FLUX: Venice / Istanbul Modern
A SILSILA COLLECTIVE PERFORMANCE
DIRECTED BY JEFFREY BAYKAL-ROLLINS


Flux Venice, Performance, Piazza San Marco, Venice, Italy, May 23, 2013 (Photo: Zeynep Özel)

FLUX ISTANBUL MODERN, PERFORMANCE, AUGUST 4, 2013 AT ISTANBUL MODERN ART MUSEUM, IN A PROJECT PARTNERED WITH MOMA AND MOMA PS1 (PHOTO: PELIN GURE)

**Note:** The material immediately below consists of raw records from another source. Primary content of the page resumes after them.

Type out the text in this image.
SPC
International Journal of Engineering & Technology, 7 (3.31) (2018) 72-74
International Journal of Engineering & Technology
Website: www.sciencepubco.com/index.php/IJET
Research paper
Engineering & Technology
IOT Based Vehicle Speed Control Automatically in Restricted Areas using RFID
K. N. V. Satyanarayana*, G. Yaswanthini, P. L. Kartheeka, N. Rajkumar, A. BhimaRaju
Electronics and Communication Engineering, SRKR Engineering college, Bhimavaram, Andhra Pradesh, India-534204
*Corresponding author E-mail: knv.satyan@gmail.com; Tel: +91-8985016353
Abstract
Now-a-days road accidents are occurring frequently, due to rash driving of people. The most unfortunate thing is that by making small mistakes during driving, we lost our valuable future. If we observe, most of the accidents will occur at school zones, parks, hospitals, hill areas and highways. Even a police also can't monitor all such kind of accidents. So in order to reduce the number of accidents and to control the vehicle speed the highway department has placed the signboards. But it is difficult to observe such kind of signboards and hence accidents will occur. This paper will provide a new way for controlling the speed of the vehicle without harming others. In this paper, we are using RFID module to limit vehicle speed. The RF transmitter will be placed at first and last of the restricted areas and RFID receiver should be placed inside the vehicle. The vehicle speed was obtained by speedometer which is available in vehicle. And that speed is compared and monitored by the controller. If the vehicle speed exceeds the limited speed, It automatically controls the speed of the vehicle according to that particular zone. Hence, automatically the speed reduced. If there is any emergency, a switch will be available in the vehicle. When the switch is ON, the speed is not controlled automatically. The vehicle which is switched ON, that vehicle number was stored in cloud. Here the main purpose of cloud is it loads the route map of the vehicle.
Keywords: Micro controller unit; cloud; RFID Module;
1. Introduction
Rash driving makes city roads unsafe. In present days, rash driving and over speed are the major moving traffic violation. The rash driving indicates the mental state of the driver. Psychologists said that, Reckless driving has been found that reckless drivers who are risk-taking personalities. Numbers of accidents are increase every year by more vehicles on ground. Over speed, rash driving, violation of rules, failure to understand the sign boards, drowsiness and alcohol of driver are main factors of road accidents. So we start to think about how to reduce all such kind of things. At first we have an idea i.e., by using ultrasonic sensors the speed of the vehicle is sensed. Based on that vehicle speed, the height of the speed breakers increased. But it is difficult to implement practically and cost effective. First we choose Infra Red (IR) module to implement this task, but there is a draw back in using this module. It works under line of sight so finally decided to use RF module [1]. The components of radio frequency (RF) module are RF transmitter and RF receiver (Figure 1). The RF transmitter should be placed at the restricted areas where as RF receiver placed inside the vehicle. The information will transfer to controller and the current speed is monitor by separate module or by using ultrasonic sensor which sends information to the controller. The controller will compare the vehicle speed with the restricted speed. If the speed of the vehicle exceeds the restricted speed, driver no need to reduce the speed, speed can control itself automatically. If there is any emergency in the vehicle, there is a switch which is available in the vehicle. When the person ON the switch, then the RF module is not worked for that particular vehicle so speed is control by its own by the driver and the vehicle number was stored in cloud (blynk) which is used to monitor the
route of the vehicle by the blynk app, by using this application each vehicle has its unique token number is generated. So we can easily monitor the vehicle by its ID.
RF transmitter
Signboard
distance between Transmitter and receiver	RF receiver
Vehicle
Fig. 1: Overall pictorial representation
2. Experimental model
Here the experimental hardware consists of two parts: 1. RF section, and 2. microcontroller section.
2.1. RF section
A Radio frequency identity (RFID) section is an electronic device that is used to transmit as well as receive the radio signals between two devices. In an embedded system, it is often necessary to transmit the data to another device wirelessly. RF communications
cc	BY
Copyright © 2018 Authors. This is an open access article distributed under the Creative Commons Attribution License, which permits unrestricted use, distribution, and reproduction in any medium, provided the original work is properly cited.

Flux Venice (Photo: Zeynep Özel) 2013

Flux Istanbul Modern (Photo: Özden Şahin) 2013

Flux Venice, tracing the line of the Turkish carpet design in the tile patterns (Photo: Zeynep Özel) 2013

Flux Istanbul Modern (Photo: Özden Şahin) 2013

Flux Venice, weeping gesture (Photo: Zeynep Özel) 2013

Flux design, ink drawing and photograph (with Ecegül Bayram) 2013
FLUX: Istanbul Modern / Piazza San Marco, Venice, 2013
Initiated by the Istanbul Modern Art Museum in collaboration with The Museum of Modern Art (MoMA) and MoMA PS1, FLUX was a site-specific group performance embodying a transformative cultural reflection about the future. Directed by Jeffrey Baykal-Rollins, this two-part performance was choreographed by Ernesto Pujol, known for his site-specific performances and social choreographies. The one-hour performance at Istanbul Modern integrated itself into the museum’s architectural kinetic installation on view, creating an ephemeral hybrid space, an architecture-within-the-architecture, part surreal garden and part secular cloister. Audiences could sit and experience a performative meditation that engaged aspects of contemporary life in Istanbul, with its lingering past and its pending future.
A parallel performance was also performed at Venice’s Piazza San Marco, celebrating the vibrant relationship between these two sister cities (past and present, from waters’ edge to waters’ edge). In the tradition of tanztheater, Silsila Collective’s twenty performers moved through the geometry of the Piazza’s massive tile patterns, which are based upon ancient Turkish carpet designs. Each performer was wearing a garment covered in drawings and calligraphy comprised entirely of digital information from their collective stories and imagery. Essentially, Silsila performed as “living books”, visible histories of their personal and cultural bodies, moving through the map of a carpet long-gone.